A top Senate Democrat on Thursday blocked Republicans from adding an amendment to the massive spending bill that would fund Obamacare insurer payments, because of language restricting federal money for abortions.
Sen. Susan Collins, R-Maine, one of the leaders of the healthcare bill, asked for unanimous consent to add the provision to the spending bill, but Sen. Patty Murray, D-Wash., objected.
Murray, the top Democrat on the Health, Education, Labor and Pensions Committee, said she wanted to work with Republicans on measures that would stabilize the law so that people would have lower premiums, saying a consensus had been reached months ago.
“Senate Republicans opted instead to surprise Democrats with a new, last-minute proposal that included poison pills that Republicans knew Democrats would never agree to,” Murray said.
She lamented the inclusion of the Hyde Amendment to the new funding under the bill. The amendment, a spending rider added to appropriations bills since 1976, prohibits federal funding from covering abortions.
The bill, Murray said, “would make it so that women would not even be able to buy their own healthcare coverage that covers abortion.”
Despite her objections, she said she was not giving up on passing a bill on Obamacare. “We are frustratingly close to an agreement and I do hope we can get there,” she said.
Murray released her own amendment that would provide reinsurance and dedicate $105 million to Obamacare outreach efforts for 2019 through 2021. The Trump administration slashed outreach funding for the 2018 open enrollment period by 90 percent to $10 million.
Murray’s amendment also would give states more flexibility to waive Obamacare insurer regulations and would fund the cost-sharing reduction payments.

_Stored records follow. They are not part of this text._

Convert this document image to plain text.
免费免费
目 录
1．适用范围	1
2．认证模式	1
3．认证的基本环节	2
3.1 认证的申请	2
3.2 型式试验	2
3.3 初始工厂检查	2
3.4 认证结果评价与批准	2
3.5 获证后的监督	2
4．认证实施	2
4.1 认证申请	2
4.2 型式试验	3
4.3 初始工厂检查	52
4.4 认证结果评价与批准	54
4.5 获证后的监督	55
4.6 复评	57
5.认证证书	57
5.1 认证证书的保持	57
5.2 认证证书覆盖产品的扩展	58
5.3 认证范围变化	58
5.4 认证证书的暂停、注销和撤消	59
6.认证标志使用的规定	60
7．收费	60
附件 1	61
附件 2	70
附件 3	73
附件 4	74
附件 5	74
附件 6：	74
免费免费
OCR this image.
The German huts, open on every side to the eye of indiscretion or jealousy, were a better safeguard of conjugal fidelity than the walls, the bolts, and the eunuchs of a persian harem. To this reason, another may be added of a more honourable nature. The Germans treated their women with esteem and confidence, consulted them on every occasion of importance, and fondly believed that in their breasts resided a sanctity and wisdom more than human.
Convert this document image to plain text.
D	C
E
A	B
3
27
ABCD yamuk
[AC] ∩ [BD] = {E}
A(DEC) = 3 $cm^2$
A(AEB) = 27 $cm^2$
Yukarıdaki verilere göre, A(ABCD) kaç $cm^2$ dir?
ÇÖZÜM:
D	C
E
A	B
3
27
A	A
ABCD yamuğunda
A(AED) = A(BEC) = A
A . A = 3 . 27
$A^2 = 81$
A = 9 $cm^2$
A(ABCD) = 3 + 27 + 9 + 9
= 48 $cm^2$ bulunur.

The amendment would prohibit the expansion of short-term plans, which the Trump administration is trying to do. A short-term plan does not have to follow Obamacare’s quality requirements such as covering essential health benefits or not charging people with pre-existing conditions more money.
The administration wants to expand the duration of the plans from 90 days to nearly 12 months. The Obamacare legislation Collins and Sen. Lamar Alexander, R-Tenn., introduced would have codified regulations for longer short-term plans.
Senate Majority Leader Mitch McConnell, R-Ky., on the floor accused Democrats of “talking the talk” on healthcare but not “walking the walk.”
He praised Collins for working across the aisle.
“Efforts are being blocked precisely when they stand the greatest chance of helping millions of Americans,” he said.
Alexander has worked with Murray on the legislation since the summer, a time he calls the most “frustrating time in my 16 years in the Senate.”
The legislation would give states $30 billion over three years to create reinsurance programs, which cover the highest claims from insurers, leading to lower premiums overall. It also would fund cost-sharing reduction payments to insurers for three years and give states more flexibility to waive Obamacare regulations.
The cost-sharing reduction payments reimburse insurers for a requirement under Obamacare to lower out-of-pocket costs for low-income enrollees. The legislation had bipartisan support, but it collapsed over disagreements on abortion restrictions.
Democrats want the new funding to have the same protections as in Obamacare, which lets states opt out of forcing insurers to cover abortion.
But Republicans want the funding to apply to the Hyde Amendment. Under this approach, a state would have to get federal permission to let insurers cover abortions.
Democrats and advocates are worried that applying Hyde language would spur insurers to drop abortion coverage altogether to ensure they get reinsurance funding. Republicans sponsoring the stabilization package haven’t been open to a compromise on the Hyde language.
“My understanding is that the Hyde Amendment was a compromise that has lived from 1976 until now and that Democrats regularly vote for bills that have Hyde protections,” Rep. Ryan Costello, R-Pa., who co-sponsored the House version, said Wednesday.
“You basically are asking Republicans to compromise off a pre-existing compromise.”
Costello added that he doubts the package could get Republican support if it doesn’t have Hyde protections.
Both sides claim the other doesn’t actually want to stabilize Obamacare.
Republicans say the Hyde language isn’t the real problem.
“That is not the issue here in my book,” Rep. Greg Walden, R-Ore., chairman of the House Energy and Commerce Committee, said Thursday. “The issue is that Democrats want to blame us for higher insurance rates in the fall elections.”
Democrats counter that Republicans never wanted to stabilize the law that they sought to repeal multiple times, but didn’t want to look like they aren’t acting on high prices. So Republicans sought to include a poison pill in the legislation to ensure that it would repel Democrats and kill support for the stabilization bill.